Kim, who made the remarks during a visit to the Academy of Defense Sciences on Tuesday to mark the 60th anniversary of the agency's founding, also delivered a rare admission of failure, saying that the satellite-carrying rocket had self-destructed “due to an abnormality in the first-stage engine.”
The North Korean strongman also threatened Seoul with “overwhelming decisive action,” saying South Korea was “playing with fire” after it held military exercises following Tuesday’s launch.
Pyongyang confirmed the rocket's failure, with the vice general-director of the country's space agency blaming a newly developed liquid oxygen and petroleum engine.
The U.S. called the launch “a brazen violation” of United Nations Security Council resolutions, and was joined by Japan and South Korea in claiming it had “involved technologies that are directly related to the DPRK intercontinental ballistic missile program,” using the abbreviation of the North's official name, the Democratic People's Republic of Korea.
But Kim claimed that Pyongyang’s moves were “critical” for its security and that his country had operated within the bounds of international decorum with the satellite attempt.
“The reason we are accelerating the acquisition of reconnaissance satellites rather than communication satellites, weather observation satellites or resource exploration satellites, which are practical and essential right now, is because acquiring them is a critical task directly related to the security of our nation,” he said.
The U.S. and South Korean militaries kicked off four days of regular live-fire air drills Monday involving more than 90 aircraft over waters off South Korea's flash point western coast, local media reported. Kim has cited these types of drills as a justification for bolstering his country’s military muscle.
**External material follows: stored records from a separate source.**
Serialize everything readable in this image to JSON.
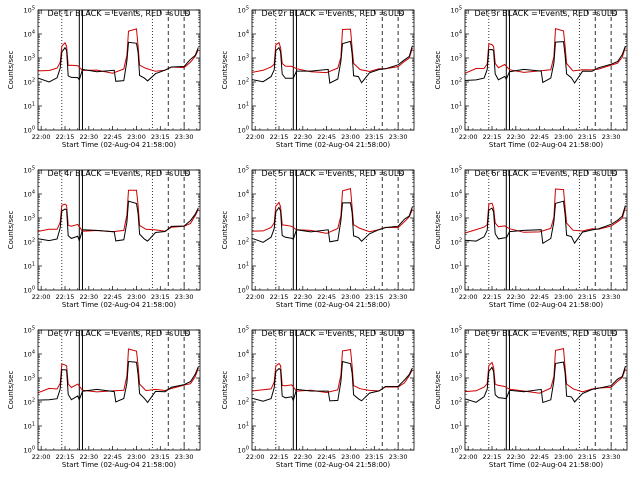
{
  "chart_data": [
    {
      "type": "line",
      "title": "Det 1r BLACK = Events, RED = ULD",
      "xlabel": "Start Time (02-Aug-04 21:58:00)",
      "ylabel": "Counts/sec",
      "x_ticks": [
        "22:00",
        "22:15",
        "22:30",
        "22:45",
        "23:00",
        "23:15",
        "23:30"
      ],
      "y_ticks": [
        "10^0",
        "10^1",
        "10^2",
        "10^3",
        "10^4",
        "10^5"
      ],
      "ylim": [
        1,
        100000
      ],
      "yscale": "log",
      "xlim": [
        "21:58",
        "23:40"
      ],
      "sd_flags": [
        "S",
        "S"
      ]
    },
    {
      "type": "line",
      "title": "Det 2r BLACK = Events, RED = ULD",
      "xlabel": "Start Time (02-Aug-04 21:58:00)",
      "ylabel": "Counts/sec",
      "x_ticks": [
        "22:00",
        "22:15",
        "22:30",
        "22:45",
        "23:00",
        "23:15",
        "23:30"
      ],
      "y_ticks": [
        "10^0",
        "10^1",
        "10^2",
        "10^3",
        "10^4",
        "10^5"
      ],
      "ylim": [
        1,
        100000
      ],
      "yscale": "log",
      "xlim": [
        "21:58",
        "23:40"
      ],
      "sd_flags": [
        "S",
        "S"
      ]
    },
    {
      "type": "line",
      "title": "Det 3r BLACK = Events, RED = ULD",
      "xlabel": "Start Time (02-Aug-04 21:58:00)",
      "ylabel": "Counts/sec",
      "x_ticks": [
        "22:00",
        "22:15",
        "22:30",
        "22:45",
        "23:00",
        "23:15",
        "23:30"
      ],
      "y_ticks": [
        "10^0",
        "10^1",
        "10^2",
        "10^3",
        "10^4",
        "10^5"
      ],
      "ylim": [
        1,
        100000
      ],
      "yscale": "log",
      "xlim": [
        "21:58",
        "23:40"
      ],
      "sd_flags": [
        "S",
        "S"
      ]
    },
    {
      "type": "line",
      "title": "Det 4r BLACK = Events, RED = ULD",
      "xlabel": "Start Time (02-Aug-04 21:58:00)",
      "ylabel": "Counts/sec",
      "x_ticks": [
        "22:00",
        "22:15",
        "22:30",
        "22:45",
        "23:00",
        "23:15",
        "23:30"
      ],
      "y_ticks": [
        "10^0",
        "10^1",
        "10^2",
        "10^3",
        "10^4",
        "10^5"
      ],
      "ylim": [
        1,
        100000
      ],
      "yscale": "log",
      "xlim": [
        "21:58",
        "23:40"
      ],
      "sd_flags": [
        "S",
        "S"
      ]
    },
    {
      "type": "line",
      "title": "Det 5r BLACK = Events, RED = ULD",
      "xlabel": "Start Time (02-Aug-04 21:58:00)",
      "ylabel": "Counts/sec",
      "x_ticks": [
        "22:00",
        "22:15",
        "22:30",
        "22:45",
        "23:00",
        "23:15",
        "23:30"
      ],
      "y_ticks": [
        "10^0",
        "10^1",
        "10^2",
        "10^3",
        "10^4",
        "10^5"
      ],
      "ylim": [
        1,
        100000
      ],
      "yscale": "log",
      "xlim": [
        "21:58",
        "23:40"
      ],
      "sd_flags": [
        "S",
        "S"
      ]
    },
    {
      "type": "line",
      "title": "Det 6r BLACK = Events, RED = ULD",
      "xlabel": "Start Time (02-Aug-04 21:58:00)",
      "ylabel": "Counts/sec",
      "x_ticks": [
        "22:00",
        "22:15",
        "22:30",
        "22:45",
        "23:00",
        "23:15",
        "23:30"
      ],
      "y_ticks": [
        "10^0",
        "10^1",
        "10^2",
        "10^3",
        "10^4",
        "10^5"
      ],
      "ylim": [
        1,
        100000
      ],
      "yscale": "log",
      "xlim": [
        "21:58",
        "23:40"
      ],
      "sd_flags": [
        "S",
        "S"
      ]
    },
    {
      "type": "line",
      "title": "Det 7r BLACK = Events, RED = ULD",
      "xlabel": "Start Time (02-Aug-04 21:58:00)",
      "ylabel": "Counts/sec",
      "x_ticks": [
        "22:00",
        "22:15",
        "22:30",
        "22:45",
        "23:00",
        "23:15",
        "23:30"
      ],
      "y_ticks": [
        "10^0",
        "10^1",
        "10^2",
        "10^3",
        "10^4",
        "10^5"
      ],
      "ylim": [
        1,
        100000
      ],
      "yscale": "log",
      "xlim": [
        "21:58",
        "23:40"
      ],
      "sd_flags": [
        "S",
        "S"
      ]
    },
    {
      "type": "line",
      "title": "Det 8r BLACK = Events, RED = ULD",
      "xlabel": "Start Time (02-Aug-04 21:58:00)",
      "ylabel": "Counts/sec",
      "x_ticks": [
        "22:00",
        "22:15",
        "22:30",
        "22:45",
        "23:00",
        "23:15",
        "23:30"
      ],
      "y_ticks": [
        "10^0",
        "10^1",
        "10^2",
        "10^3",
        "10^4",
        "10^5"
      ],
      "ylim": [
        1,
        100000
      ],
      "yscale": "log",
      "xlim": [
        "21:58",
        "23:40"
      ],
      "sd_flags": [
        "S",
        "S"
      ]
    },
    {
      "type": "line",
      "title": "Det 9r BLACK = Events, RED = ULD",
      "xlabel": "Start Time (02-Aug-04 21:58:00)",
      "ylabel": "Counts/sec",
      "x_ticks": [
        "22:00",
        "22:15",
        "22:30",
        "22:45",
        "23:00",
        "23:15",
        "23:30"
      ],
      "y_ticks": [
        "10^0",
        "10^1",
        "10^2",
        "10^3",
        "10^4",
        "10^5"
      ],
      "ylim": [
        1,
        100000
      ],
      "yscale": "log",
      "xlim": [
        "21:58",
        "23:40"
      ],
      "sd_flags": [
        "S",
        "S"
      ]
    }
  ],
  "series_colors": {
    "events": "#000000",
    "uld": "#cc0000"
  },
  "markers": {
    "dotted_times": [
      "22:13",
      "23:10"
    ],
    "solid_times": [
      "22:24",
      "22:26"
    ],
    "dashed_times": [
      "23:20",
      "23:30"
    ]
  },
  "traces": {
    "uld": [
      [
        "21:58",
        260
      ],
      [
        "22:05",
        330
      ],
      [
        "22:10",
        380
      ],
      [
        "22:12",
        600
      ],
      [
        "22:13",
        3500
      ],
      [
        "22:15",
        4000
      ],
      [
        "22:16",
        3000
      ],
      [
        "22:17",
        550
      ],
      [
        "22:19",
        450
      ],
      [
        "22:23",
        500
      ],
      [
        "22:26",
        320
      ],
      [
        "22:35",
        280
      ],
      [
        "22:45",
        260
      ],
      [
        "22:52",
        340
      ],
      [
        "22:54",
        1200
      ],
      [
        "22:55",
        15000
      ],
      [
        "23:00",
        15000
      ],
      [
        "23:01",
        3000
      ],
      [
        "23:02",
        550
      ],
      [
        "23:06",
        330
      ],
      [
        "23:12",
        300
      ],
      [
        "23:18",
        320
      ],
      [
        "23:22",
        380
      ],
      [
        "23:30",
        450
      ],
      [
        "23:34",
        650
      ],
      [
        "23:37",
        1100
      ],
      [
        "23:39",
        2500
      ]
    ],
    "events": [
      [
        "21:58",
        130
      ],
      [
        "22:05",
        110
      ],
      [
        "22:10",
        150
      ],
      [
        "22:12",
        350
      ],
      [
        "22:13",
        2000
      ],
      [
        "22:15",
        2500
      ],
      [
        "22:16",
        2000
      ],
      [
        "22:17",
        200
      ],
      [
        "22:19",
        140
      ],
      [
        "22:23",
        160
      ],
      [
        "22:24",
        130
      ],
      [
        "22:26",
        300
      ],
      [
        "22:35",
        300
      ],
      [
        "22:46",
        300
      ],
      [
        "22:47",
        100
      ],
      [
        "22:52",
        130
      ],
      [
        "22:54",
        700
      ],
      [
        "22:55",
        4500
      ],
      [
        "23:00",
        4500
      ],
      [
        "23:01",
        1500
      ],
      [
        "23:02",
        200
      ],
      [
        "23:05",
        150
      ],
      [
        "23:07",
        100
      ],
      [
        "23:12",
        250
      ],
      [
        "23:18",
        300
      ],
      [
        "23:22",
        400
      ],
      [
        "23:30",
        500
      ],
      [
        "23:34",
        800
      ],
      [
        "23:37",
        1300
      ],
      [
        "23:39",
        3000
      ]
    ]
  }
}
In Tokyo, meanwhile, Chief Cabinet Secretary Yoshimasa Hayashi said Wednesday that Japan was aware of Kim’s remarks, reiterating the government’s view that North Korea is likely to “push forward” with more satellite launches in the future.
The North has failed in three of its four attempts to put a military reconnaissance satellite into orbit, a failure rate “that suggests a design under active development, some sort of systemic production/quality control weakness, or a combination of both,” researchers from the Center for Strategic and International Studies think tank said in a report Tuesday.
They, however, added that such failures “are not unexpected” in the process of refining launch capabilities.
“If North Korea can persevere through the next two announced launches, absorb and implement the lessons of its failures, and refine the ... design, it is likely to produce a reliable (space launch vehicle) by this time next year,” they wrote.
Also Wednesday, South Korea's military said it had detected more than 200 balloons presumed to have been sent by Pyongyang across the inter-Korean border — the largest amount the North had flown into the South — the Yonhap news agency reported.
North Korea had warned earlier this week of a "tit-for-tat action" in response to anti-Pyongyang leaflets flown over the border by activists from the South.
The North Korean balloons that had been collected so far did not carry leaflets, but rather trash and other waste, including feces, local media reported, with authorities warning residents not to touch them and report them to nearby military or police.